Quote:
Originally Posted by t_roy
Wasn't that back when we thought the money in our accounts was backed up by actual cash?
Yeah, for sure, there are definitely arguments that, looking back, constructive receipt did not apply in the case of Full Tilt Poker, particularly after the amendments to the charges last week. But it doesn't seem clean and simple.
Certainly memberly's statement that "Also you
would not claim any winnings until you have collected the money in your possession" was not right -- we had no idea of this insolvency for our 2010 taxes, and it would have been 100% wrong to have elected some sort of disallowed cash method of accounting. Now, if Full Tilt Poker reopened as Full Tilt Ponzi Poker and made its accounting practices clear, and we decided to play there going forward, then I think there would be a pretty sound basis for some sort of cash-based accounting. But an entity like this would be a brand new thing in the world of gambling taxes, and might require some sort of official guidance or approval by the IRS or something, and I have no idea how that process would work.
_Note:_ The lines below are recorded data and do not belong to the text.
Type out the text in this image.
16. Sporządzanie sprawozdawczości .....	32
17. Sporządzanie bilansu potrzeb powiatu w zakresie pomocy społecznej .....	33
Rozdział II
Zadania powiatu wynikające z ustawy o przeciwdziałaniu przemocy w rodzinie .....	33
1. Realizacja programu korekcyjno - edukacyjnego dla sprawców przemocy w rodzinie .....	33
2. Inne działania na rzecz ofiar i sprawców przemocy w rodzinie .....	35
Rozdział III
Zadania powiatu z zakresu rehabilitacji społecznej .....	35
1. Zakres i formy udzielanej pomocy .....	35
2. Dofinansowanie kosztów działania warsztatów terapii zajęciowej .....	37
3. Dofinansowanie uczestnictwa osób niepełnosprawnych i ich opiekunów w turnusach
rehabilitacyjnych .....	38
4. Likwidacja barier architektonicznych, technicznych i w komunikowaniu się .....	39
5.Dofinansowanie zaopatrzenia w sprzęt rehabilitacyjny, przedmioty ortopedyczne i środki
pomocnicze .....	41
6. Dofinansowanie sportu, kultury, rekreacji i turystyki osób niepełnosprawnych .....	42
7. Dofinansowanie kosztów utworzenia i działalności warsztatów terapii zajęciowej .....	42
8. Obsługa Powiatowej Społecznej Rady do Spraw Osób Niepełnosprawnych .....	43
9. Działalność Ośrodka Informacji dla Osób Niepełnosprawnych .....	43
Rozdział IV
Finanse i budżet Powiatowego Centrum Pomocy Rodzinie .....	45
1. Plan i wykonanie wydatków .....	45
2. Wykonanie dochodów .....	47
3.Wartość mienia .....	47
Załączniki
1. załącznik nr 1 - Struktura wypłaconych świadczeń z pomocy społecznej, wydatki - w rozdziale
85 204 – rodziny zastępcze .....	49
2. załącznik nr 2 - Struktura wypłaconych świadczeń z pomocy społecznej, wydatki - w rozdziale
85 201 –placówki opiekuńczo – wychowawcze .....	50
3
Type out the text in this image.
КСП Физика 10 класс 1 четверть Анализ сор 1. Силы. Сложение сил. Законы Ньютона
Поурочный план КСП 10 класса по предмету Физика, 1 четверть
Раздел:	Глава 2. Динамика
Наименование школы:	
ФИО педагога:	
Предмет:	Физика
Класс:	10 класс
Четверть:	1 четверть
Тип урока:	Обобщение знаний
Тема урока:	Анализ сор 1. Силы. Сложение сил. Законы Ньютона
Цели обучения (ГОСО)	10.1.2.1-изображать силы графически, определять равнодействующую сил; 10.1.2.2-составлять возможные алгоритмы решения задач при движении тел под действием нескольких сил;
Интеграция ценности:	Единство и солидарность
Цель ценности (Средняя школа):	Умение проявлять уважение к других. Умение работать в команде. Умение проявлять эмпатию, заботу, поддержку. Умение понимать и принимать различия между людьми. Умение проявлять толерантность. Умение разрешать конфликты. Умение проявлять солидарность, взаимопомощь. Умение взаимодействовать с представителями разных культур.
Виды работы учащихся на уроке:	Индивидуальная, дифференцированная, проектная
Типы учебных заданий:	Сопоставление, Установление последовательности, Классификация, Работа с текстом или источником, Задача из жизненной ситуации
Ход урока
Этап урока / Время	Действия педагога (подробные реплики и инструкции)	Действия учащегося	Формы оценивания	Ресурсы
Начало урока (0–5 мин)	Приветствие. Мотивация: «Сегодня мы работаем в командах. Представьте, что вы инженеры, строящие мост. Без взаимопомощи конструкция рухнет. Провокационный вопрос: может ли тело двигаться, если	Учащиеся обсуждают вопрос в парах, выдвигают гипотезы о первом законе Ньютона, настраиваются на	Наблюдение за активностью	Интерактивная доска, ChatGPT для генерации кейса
I would agree that, logically, if authorities can pinpoint the date at which Full Tilt Poker began running its accounting shortfall, all activity after then should have been counted through some sort of cash accounting method due to lack of constructed receipt.
The issues would be that logic doesn't always coincide with IRS policy, and even if it does, retroactively changing accounting methods, especially going back into having to amend 2010 taxes, is at best a huge mess and at worst somehow not at all possible.